Many of Malta’s government services can nowadays be accessed online. However, we still lag behind other countries in terms of their usefulness and ease of use. In this article, we’ll see a small example from the website of the Malta Public Registry that throws usability out of the window. As with other articles in The Sorry State of the Web series, and inspired by Vincent Flanders’ Web Pages That Suck, the aim is to learn good web design by looking at bad web design.

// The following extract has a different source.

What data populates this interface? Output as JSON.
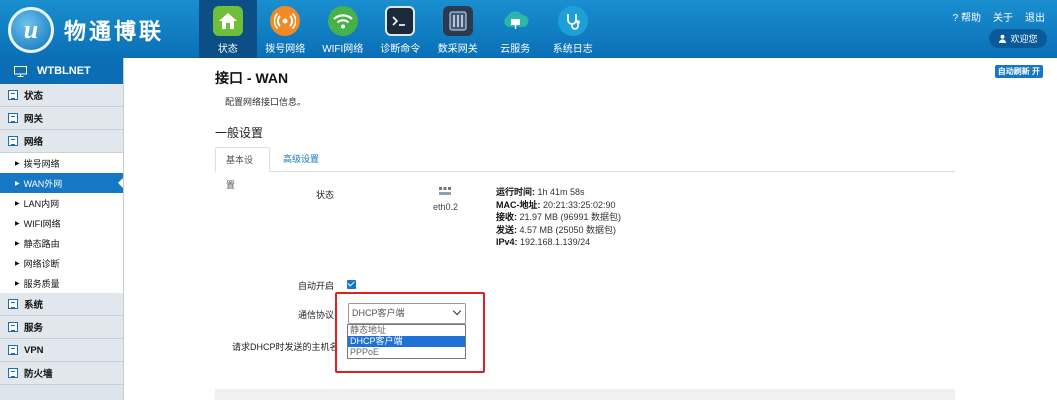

Certifikati.gov.mt is the website of the Malta Public Registry. I came across it a few days ago, and it has a simple and modern design, similar to many other contemporary websites. However, it makes one fundamental mistake that I haven’t seen in years, and you can see it in the navigation icons in the top-right corner of the website:
We have a row of icons, but what do they mean? We can perhaps try to guess, as some are more conventional than others (e.g. the shopping basket). But, to get a real idea of the range of information and services that a website offers, the only way is to hover over the icons one by one:
Aside from the questionable suitability of some of the icons, this kind of design is a tedious exercise in frustration, because instead of a website telling you clearly what it can do for you and where to find the information you want, you have to go and dig it up yourself, one icon at a time.
In fact, there is a name for this. It’s called Mystery Meat Navigation, a term coined by Vincent Flanders (of Web Pages That Suck) back in 1998. You can read about it in Flanders’ Introduction to Mystery Meat Navigation, Wikipedia’s Mystery Meat Navigation page, or my “On Mystery Meat Navigation and Unusability” article (originally published in 2013 at Programmer’s Ranch, and republished two years later here at Gigi Labs).
This is the first instance of Mystery Meat Navigation I’ve seen in many years. Although it used to be very common in the era of Geocities and Flash websites, the change in trend towards more minimal designs and ready-made templates over the course of 25 years thankfully seems to have caused it to fizzle out. As a result, I was very surprised to come across this clear example of regression.
It seems like most people have forgotten about the trap of Mystery Meat Navigation, and by writing about it again, I hope to raise awareness and help people avoid repeating the mistakes of the past.